Emergency savings — a cash cushion available in the event of a job loss or surprise expenses like car repairs or medical bills — are a concern for many Americans. In a recent survey by the financial site Bankrate, about a third said they would have to borrow to cover a $1,000 unexpected expense. And almost a quarter of consumers have no savings set aside for emergencies, according to the Consumer Financial Protection Bureau.
The Secure 2.0 law has two main provisions aimed at helping workers cover surprise expenses. First, it allows employers to automatically enroll workers in emergency savings plans tacked on to their 401(k) accounts. (Stand-alone account offerings, in contrast, can’t sign up workers by default; employees must choose to enroll.)

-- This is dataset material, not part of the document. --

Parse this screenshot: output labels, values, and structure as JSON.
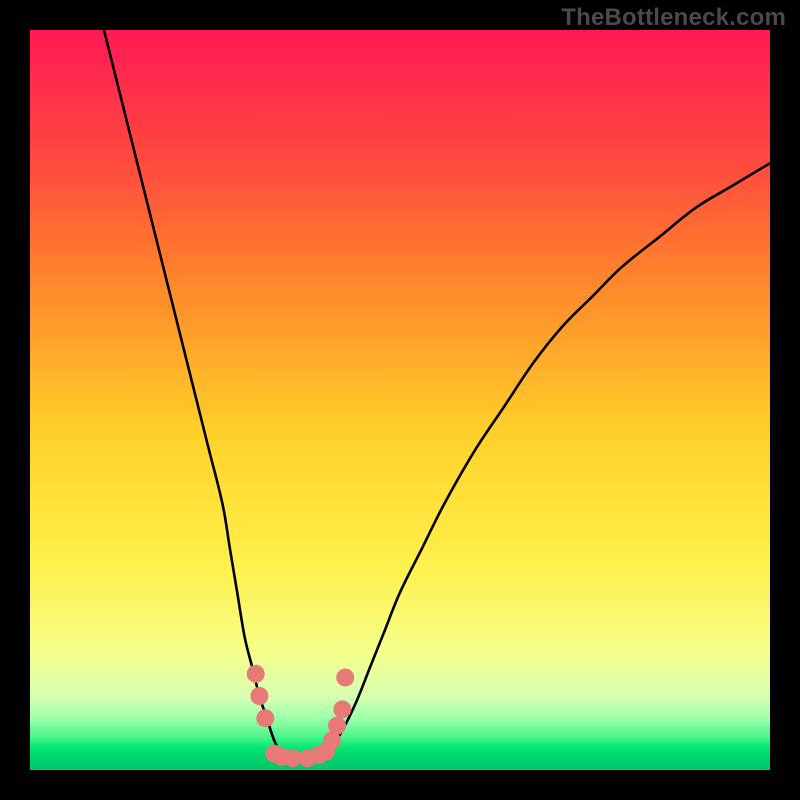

Second, employers may let workers withdraw up to $1,000 a year, without penalty, from their retirement accounts to cover surprise expenses. (Employers may already offer “hardship” withdrawals from retirement plans, but workers typically owe a 10 percent tax penalty if they are younger than 59½, in addition to ordinary income tax on the amount withdrawn.)
The Plan Sponsor Council of America, a nonprofit group representing employers, found tepid interest in the Secure 2.0 options. In a recent survey of council members, only about 2 percent said they were interested in offering both the savings and withdrawal options. Half said they weren’t interested in either option, while more than a third said they weren’t sure.